The Reserve Bank of Malawi (RBM) has revised upwards its 2021 inflation rate projection to an average 8.8 percent.
This represents 0.4 percentage points higher than the earlier projection of an average 8.4 percent and 1.2 percentage points higher than the 7.6 percent projected during the first Monetary Policy Committee (MPC) Meeting.
In its statement of the Third MPC Meeting signed by RBM Governor Wilson Banda, the central bank said the revision is due to an increase in non-food inflation forecast, partly reflecting the impact of imported inflation and the pass-through of the kwacha depreciation in the second quarter of 2021.
Reads the statement in part: “Headline inflation rate rose for a second successive quarter in the second quarter 2021.
“Pressures on headline inflation rate emanated from both food and non-food inflation, which increased in the second quarter compared to the first quarter.”
However, to balance the efforts of managing the impending inflationary pressures as well as the adverse effects of the recent Covid-19 pandemic restrictions, the committee decided to maintain the policy rate at 12 percent, the Lombard rate at 0.2 percentage points above the policy rate, and the liquidity reserve requirement (LRR) ratio on both local currency and foreign currency deposits at 3.75 percent.

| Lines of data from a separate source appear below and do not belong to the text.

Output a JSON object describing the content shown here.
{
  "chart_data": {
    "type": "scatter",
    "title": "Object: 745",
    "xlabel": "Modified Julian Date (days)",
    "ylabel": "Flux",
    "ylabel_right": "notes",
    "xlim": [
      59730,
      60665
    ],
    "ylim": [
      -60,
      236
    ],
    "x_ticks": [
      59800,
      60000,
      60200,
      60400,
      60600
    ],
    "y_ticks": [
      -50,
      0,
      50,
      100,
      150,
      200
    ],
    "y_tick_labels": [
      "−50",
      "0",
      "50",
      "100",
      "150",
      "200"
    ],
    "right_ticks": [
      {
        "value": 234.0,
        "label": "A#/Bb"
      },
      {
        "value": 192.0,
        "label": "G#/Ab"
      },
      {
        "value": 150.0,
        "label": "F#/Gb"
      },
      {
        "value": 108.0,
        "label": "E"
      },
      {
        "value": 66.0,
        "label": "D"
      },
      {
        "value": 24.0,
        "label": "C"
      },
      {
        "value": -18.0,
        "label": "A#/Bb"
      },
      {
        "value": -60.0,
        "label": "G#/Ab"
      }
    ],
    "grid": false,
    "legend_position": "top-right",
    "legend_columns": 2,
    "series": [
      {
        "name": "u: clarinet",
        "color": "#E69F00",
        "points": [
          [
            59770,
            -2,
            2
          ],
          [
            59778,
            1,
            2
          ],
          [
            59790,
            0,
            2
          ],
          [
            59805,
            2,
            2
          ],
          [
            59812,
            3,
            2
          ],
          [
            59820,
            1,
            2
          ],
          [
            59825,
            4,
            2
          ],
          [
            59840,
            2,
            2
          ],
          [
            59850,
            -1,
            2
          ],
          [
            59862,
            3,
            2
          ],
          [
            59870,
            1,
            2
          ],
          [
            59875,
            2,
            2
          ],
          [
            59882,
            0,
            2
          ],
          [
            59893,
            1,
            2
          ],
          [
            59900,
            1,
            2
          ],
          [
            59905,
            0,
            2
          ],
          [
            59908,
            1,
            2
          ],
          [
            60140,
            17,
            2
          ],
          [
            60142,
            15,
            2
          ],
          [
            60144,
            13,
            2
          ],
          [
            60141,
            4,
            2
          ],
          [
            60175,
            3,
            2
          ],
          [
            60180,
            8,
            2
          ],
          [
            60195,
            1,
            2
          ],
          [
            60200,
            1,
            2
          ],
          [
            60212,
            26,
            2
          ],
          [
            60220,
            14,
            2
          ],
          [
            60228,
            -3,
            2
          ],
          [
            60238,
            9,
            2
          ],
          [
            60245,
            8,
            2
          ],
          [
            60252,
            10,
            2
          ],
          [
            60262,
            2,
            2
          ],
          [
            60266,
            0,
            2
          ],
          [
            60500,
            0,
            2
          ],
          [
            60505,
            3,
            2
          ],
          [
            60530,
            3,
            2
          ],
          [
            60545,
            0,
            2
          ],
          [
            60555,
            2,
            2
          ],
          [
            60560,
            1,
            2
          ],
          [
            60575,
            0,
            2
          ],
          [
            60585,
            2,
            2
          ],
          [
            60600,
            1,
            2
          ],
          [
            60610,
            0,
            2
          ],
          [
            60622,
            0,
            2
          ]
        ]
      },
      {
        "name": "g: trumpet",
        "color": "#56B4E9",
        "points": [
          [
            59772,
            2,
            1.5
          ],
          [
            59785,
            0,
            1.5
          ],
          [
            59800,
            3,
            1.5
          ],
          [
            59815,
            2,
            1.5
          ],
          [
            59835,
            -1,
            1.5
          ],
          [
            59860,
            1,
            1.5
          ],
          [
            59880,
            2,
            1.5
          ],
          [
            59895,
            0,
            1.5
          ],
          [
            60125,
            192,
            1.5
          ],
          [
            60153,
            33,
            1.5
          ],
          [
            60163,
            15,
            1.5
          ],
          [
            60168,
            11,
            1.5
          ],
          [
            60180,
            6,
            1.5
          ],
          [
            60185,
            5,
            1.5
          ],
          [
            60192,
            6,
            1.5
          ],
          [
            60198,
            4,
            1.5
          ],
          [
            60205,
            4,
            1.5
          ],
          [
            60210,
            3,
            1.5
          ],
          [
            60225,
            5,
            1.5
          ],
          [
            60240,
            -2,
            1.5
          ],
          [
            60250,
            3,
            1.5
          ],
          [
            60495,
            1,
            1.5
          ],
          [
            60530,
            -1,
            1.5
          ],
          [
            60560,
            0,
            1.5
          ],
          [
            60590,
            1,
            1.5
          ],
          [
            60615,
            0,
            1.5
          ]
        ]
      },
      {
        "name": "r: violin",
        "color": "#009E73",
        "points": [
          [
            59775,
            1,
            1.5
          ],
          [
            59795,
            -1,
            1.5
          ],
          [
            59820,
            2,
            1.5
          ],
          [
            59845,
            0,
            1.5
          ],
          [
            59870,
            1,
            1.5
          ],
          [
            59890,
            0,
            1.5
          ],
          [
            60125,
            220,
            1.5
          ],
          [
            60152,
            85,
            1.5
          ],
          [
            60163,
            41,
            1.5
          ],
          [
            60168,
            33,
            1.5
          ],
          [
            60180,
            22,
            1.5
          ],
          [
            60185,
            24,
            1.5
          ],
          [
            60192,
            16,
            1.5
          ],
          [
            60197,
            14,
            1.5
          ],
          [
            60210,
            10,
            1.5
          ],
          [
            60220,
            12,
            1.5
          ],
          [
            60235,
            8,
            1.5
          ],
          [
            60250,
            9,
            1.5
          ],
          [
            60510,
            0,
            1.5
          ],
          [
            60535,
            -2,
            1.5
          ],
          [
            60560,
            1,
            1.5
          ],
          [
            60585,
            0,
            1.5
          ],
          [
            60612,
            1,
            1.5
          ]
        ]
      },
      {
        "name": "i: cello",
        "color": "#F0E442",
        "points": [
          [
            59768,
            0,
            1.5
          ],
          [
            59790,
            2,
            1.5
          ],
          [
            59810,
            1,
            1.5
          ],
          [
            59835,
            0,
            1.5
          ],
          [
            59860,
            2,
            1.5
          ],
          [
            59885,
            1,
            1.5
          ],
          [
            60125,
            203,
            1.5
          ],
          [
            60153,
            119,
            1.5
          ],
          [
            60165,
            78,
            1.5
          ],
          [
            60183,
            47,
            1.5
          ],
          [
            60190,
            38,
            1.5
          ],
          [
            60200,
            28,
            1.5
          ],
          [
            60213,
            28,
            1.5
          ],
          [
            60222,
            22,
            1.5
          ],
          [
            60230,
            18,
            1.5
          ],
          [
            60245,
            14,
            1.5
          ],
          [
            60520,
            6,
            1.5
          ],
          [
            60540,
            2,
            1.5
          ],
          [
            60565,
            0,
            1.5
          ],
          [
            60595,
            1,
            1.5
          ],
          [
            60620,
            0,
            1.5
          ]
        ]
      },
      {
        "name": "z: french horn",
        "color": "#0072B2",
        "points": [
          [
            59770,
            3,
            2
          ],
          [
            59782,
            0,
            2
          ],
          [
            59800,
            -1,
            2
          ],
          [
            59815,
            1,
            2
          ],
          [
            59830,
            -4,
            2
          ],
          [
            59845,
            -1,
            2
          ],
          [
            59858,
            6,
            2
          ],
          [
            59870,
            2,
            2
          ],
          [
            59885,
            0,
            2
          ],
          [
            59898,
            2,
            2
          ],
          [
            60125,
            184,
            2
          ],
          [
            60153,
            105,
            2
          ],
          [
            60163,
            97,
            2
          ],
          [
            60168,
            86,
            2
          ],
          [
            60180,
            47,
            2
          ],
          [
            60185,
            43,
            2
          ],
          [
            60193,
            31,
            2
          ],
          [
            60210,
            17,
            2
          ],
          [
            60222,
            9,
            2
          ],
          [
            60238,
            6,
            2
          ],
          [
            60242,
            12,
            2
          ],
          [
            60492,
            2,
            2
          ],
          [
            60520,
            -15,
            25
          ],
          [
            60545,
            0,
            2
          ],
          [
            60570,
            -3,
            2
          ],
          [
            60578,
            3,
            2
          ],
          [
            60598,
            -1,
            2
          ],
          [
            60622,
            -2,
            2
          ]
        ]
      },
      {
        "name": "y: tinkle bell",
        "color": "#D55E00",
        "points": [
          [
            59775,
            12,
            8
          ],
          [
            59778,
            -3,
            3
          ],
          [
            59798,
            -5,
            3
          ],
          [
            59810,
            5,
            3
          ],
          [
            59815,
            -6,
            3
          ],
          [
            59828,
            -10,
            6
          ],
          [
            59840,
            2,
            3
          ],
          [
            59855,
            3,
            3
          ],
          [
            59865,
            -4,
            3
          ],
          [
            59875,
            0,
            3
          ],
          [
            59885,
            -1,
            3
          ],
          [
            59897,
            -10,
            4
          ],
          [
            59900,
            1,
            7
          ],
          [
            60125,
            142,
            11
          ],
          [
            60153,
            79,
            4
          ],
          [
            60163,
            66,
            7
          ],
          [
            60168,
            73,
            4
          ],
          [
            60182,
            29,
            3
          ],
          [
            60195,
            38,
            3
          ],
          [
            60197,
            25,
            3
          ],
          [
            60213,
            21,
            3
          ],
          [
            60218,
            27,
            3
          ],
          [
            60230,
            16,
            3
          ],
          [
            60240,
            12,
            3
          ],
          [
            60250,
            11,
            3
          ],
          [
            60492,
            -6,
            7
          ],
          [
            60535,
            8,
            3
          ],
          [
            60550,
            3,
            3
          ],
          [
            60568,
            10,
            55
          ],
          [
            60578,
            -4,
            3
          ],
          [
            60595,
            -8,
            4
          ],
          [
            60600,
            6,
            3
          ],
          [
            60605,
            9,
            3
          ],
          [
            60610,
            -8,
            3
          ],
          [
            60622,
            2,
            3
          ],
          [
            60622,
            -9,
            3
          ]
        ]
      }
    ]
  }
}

In an interview, Malawi University of Business and Applied Sciences economics associate professor of Betchani Tchereni said maintaining the rates is important to enhance the expansionary policy where the country needs to have financial resources that are cheaper and readily available.
He said: “We are in a situation that needs investment funding also those for consumption. Although there has been a slight increase in interest rates, we are in a situation where with Covid-19 the economy has shed off jobs and slowed down businesses.
“We have to set the financial ground right for investors to use and produce within the country.”
Meanwhile, National Statistical Office show that Malawi’s year-on-year headline inflation inched up by 0.2 percentage points to 9.1 percent in June from 8.9 percent on account of rising food prices and transport costs.